Il movimento No coke alto Lazio l’aveva detto che la partita non era ancora chiusa sulla riconversione a carbone della centrale Enel Torre Valdaliga nord a Civitavecchia. E domani torna a manifestare davanti al ministero dello sviluppo economico [via Molise, ore 11], dove le istituzioni competenti si incontrano per valutare la richiesta, avanzata a novembre 2007 dall’Agenzia regionale per la protezione dell’ambiente [Arpa] del Lazio, di riesaminare l’autorizzazione rilasciata all’Enel, sospettata di irregolarità.
In pratica, grazie alla nota inviata dall’Arpa, domani potrebbe riprendere quota la sollecitazione a riaprire la conferenza dei servizi, rivolta pochi mesi fa al ministro Pierluigi Bersani dai ministri dell’ambiente e della salute, da Regione Lazio, Province di Roma e Viterbo e da tutti i comuni del comprensorio.

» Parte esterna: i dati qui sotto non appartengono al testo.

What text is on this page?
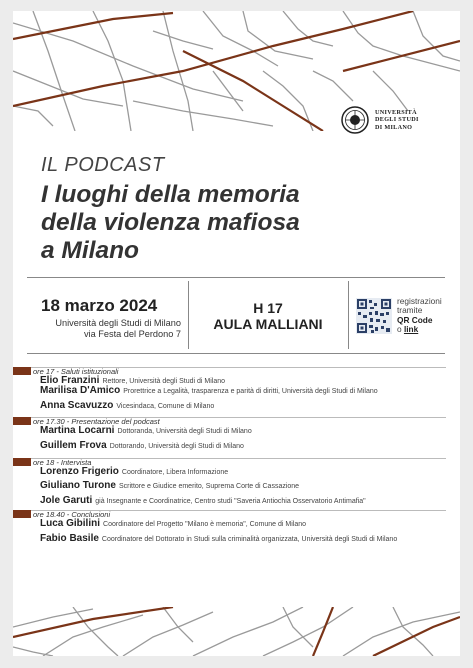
UNIVERSITÀ
DEGLI STUDI
DI MILANO
IL PODCAST
I luoghi della memoria
della violenza mafiosa
a Milano
18 marzo 2024
Università degli Studi di Milano
via Festa del Perdono 7
H 17
AULA MALLIANI
registrazioni
tramite
QR Code
o link
ore 17 - Saluti istituzionali
Elio Franzini Rettore, Università degli Studi di Milano
Marilisa D'Amico Prorettrice a Legalità, trasparenza e parità di diritti, Università degli Studi di Milano
Anna Scavuzzo Vicesindaca, Comune di Milano
ore 17.30 - Presentazione del podcast
Martina Locarni Dottoranda, Università degli Studi di Milano
Guillem Frova Dottorando, Università degli Studi di Milano
ore 18 - Intervista
Lorenzo Frigerio Coordinatore, Libera Informazione
Giuliano Turone Scrittore e Giudice emerito, Suprema Corte di Cassazione
Jole Garuti già Insegnante e Coordinatrice, Centro studi "Saveria Antiochia Osservatorio Antimafia"
ore 18.40 - Conclusioni
Luca Gibilini Coordinatore del Progetto "Milano è memoria", Comune di Milano
Fabio Basile Coordinatore del Dottorato in Studi sulla criminalità organizzata, Università degli Studi di Milano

«Quello di domani è un appuntamento delicato, che può dare una svolta, in positivo o in negativo, alla vicenda di Torre Valdaliga nord e del
nostro territorio–dice Marzia Marzoli dei No coke–L’Arpa ha avvisato tutti che qualcosa non funziona nell’autorizzazione rilasciata all’Enel per convertire a carbone la centrale. Dipenderà da quanto le istituzioni che hanno già chiesto la riapertura della conferenza dei servizi terranno il punto. Per questo domani saremo a Roma».